Solidarität im Frauenhaus

Das Haus der Frauen, im 19. Jahrhundert gebaut, ist ein fünfstöckiger Bau mit einem breiten, halbrundenDas Haus der Frauen, im 19. Jahrhundert gebaut, ist ein fünfstöckiger Bau mit einem breiten, halbrundenFrontgiebel. Es ist Zufluchtstätte für Frauen aus aller Welt.

Das Leben zweier Frauen ist mit eben diesem Haus verknüpft und wird in zwei Erzählsträngen geschildert. Da ist zum einen Solène, eine 40-jährige erfolgreiche Anwältin in Paris, die mitansehen muss, wie ihr Klient sich nach einem verlorenen Prozess in den Lichthof des Justizpalastes stürzt. Dies und die Trennung von Jeremy, der Liebe ihres Lebens, stürzt sie selbst in einen Burn-out. Ihr Psychiater empfiehlt ihr, ein Ehrenamt anzunehmen und anderen zu helfen.

Sie entscheidet sich für das Haus für Frauen. Ihre Aufgabe wird es, die Bewohnerinnen bei deren Korrespondenz zu unterstützen. Insgesamt leben in der Pariser Unterkunft mehr als 400 Frauen: Alleinstehende, Frauen mit Kindern, Frauen ohne Papiere, Migrantinnen, ehemalige Obdachlose. Jede hat ihre eigene Geschichte und einige wird Solène näher kennenlernen. 

Zunächst jedoch ignorieren sie die Frauen. Erst als sie deren Vertrauen gewonnen hat, bitten sie Solène zunehmend um Hilfe. Ihre Arbeit wird geschätzt: Sie schreibt einen Beschwerdebrief wegen zwei Euro, die im Supermarkt zu viel verlangt wurden, schreibt einen Brief an den zurückgelassenen Sohn einer Afrikanerin, die mit ihrer Tochter aus Guinea geflüchtet ist, um sie vor der Beschneidung zu schützen. Für eine Serbin beantragt sie ein Autogramm bei Königin Elizabeth II., sie schreibt im Auftrag Liebesgedichte und erfährt bei ihrer Tätigkeit auch immer mehr über das Leben der Frauen am unteren Rand der Gesellschaft. Sie, die behütet und ohne Not aufgewachsen ist, lässt sich immer intensiver auf dieses Thema ein. Ohne das Haus der Frauen hat sie die Not ausgeblendet, weggeschaut, wenn sie an Obdachlosen vorbeiging. Jetzt aber setzt sie sich mit deren Situation auseinander.

Dabei erkennt Solène auch, was in ihrem Leben falsch gelaufen ist. Stets hat sie sich den Wünschen anderer gebeugt und ihre eigenen verleugnet. Sie erlebt, dass sie sich im Kreis der Frauen gehen lassen kann, nicht immer stark sein muss, dass sie Trost empfindet, aber auch eine unbändige Lebendigkeit. Dieses Haus hat auch sie gerettet!

Blanche, deren wahre Geschichte in den Roman eingewoben ist, hat dieses Haus erst möglich gemacht. Sie war führendes Mitglied der Heilsarmee in Frankreich. Zeit ihres Lebens setzte sie sich für die Menschen ein, die am Rand der Gesellschaft stehen. Nächtelang war sie draußen unterwegs, um Obdachlosen zu helfen, oft bis zum Rand der Erschöpfung. Ihr enormer Wille, ihre Unerschrockenheit und ihre Stärke ließen sie immer wieder über sich hinauswachsen. Sie ignorierte ihre angeschlagene Gesundheit und zusammen mit ihrem Mann Albin erfüllte sie sich einen Lebenstraum: einen Ort zu schaffen ,in dem Frauen eine „rettende Unterkunft“ finden – den Palast der Frau.

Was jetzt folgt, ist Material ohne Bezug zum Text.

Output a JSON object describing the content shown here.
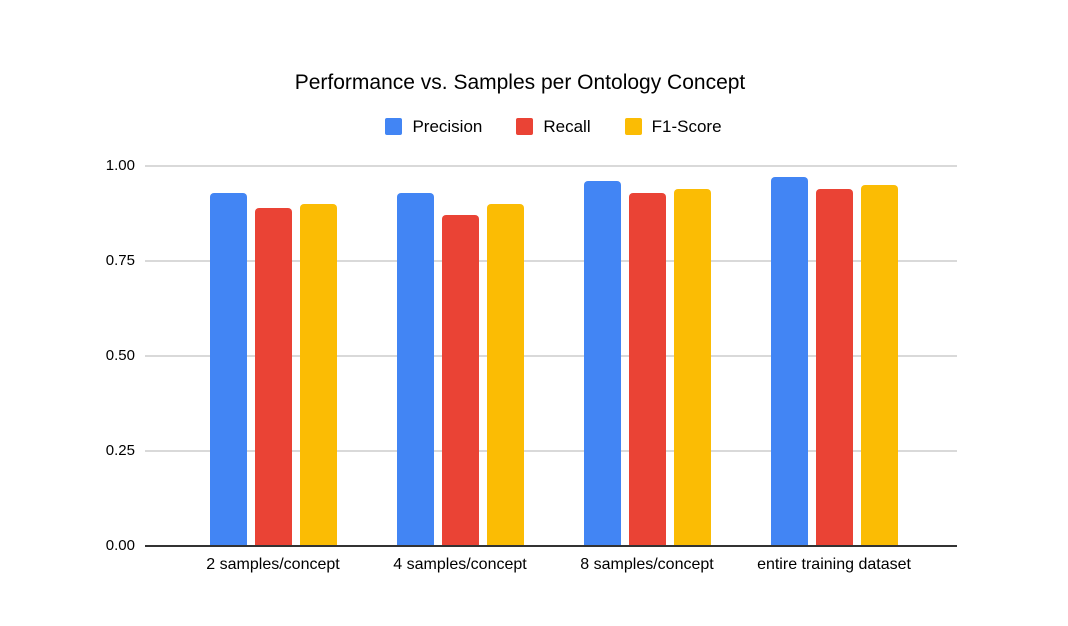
{
  "chart_data": {
    "type": "bar",
    "title": "Performance vs. Samples per Ontology Concept",
    "categories": [
      "2 samples/concept",
      "4 samples/concept",
      "8 samples/concept",
      "entire training dataset"
    ],
    "series": [
      {
        "name": "Precision",
        "color": "#4285F4",
        "values": [
          0.93,
          0.93,
          0.96,
          0.97
        ]
      },
      {
        "name": "Recall",
        "color": "#EA4335",
        "values": [
          0.89,
          0.87,
          0.93,
          0.94
        ]
      },
      {
        "name": "F1-Score",
        "color": "#FBBC04",
        "values": [
          0.9,
          0.9,
          0.94,
          0.95
        ]
      }
    ],
    "ylim": [
      0,
      1
    ],
    "ytick_values": [
      0,
      0.25,
      0.5,
      0.75,
      1
    ],
    "ytick_labels": [
      "0.00",
      "0.25",
      "0.50",
      "0.75",
      "1.00"
    ],
    "grid": true,
    "legend_position": "top",
    "xlabel": "",
    "ylabel": ""
  },
  "colors": {
    "background": "#ffffff",
    "gridline": "#d9d9d9",
    "axis_baseline": "#333333",
    "text": "#000000"
  }
}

Das „Haus der Frauen“ ist ein berührendes Buch über Mut, Menschlichkeit und weibliche Willenskraft. Darin finden sich viele schöne, einprägsame Sätze, wie „Glücklich sind die mit den Rissen im Leben, denn sie lassen das Licht herein“ oder „Es gibt Briefe, die man nur mit der Hand schreiben kann, die einem das Herz diktiert.“

Mein Rat: Unbedingt lesen – auch für Männer geeignet.

Laetitia Colombani: Das Haus der Frauen. S.Fischer Verlage 2020, 20 Euro.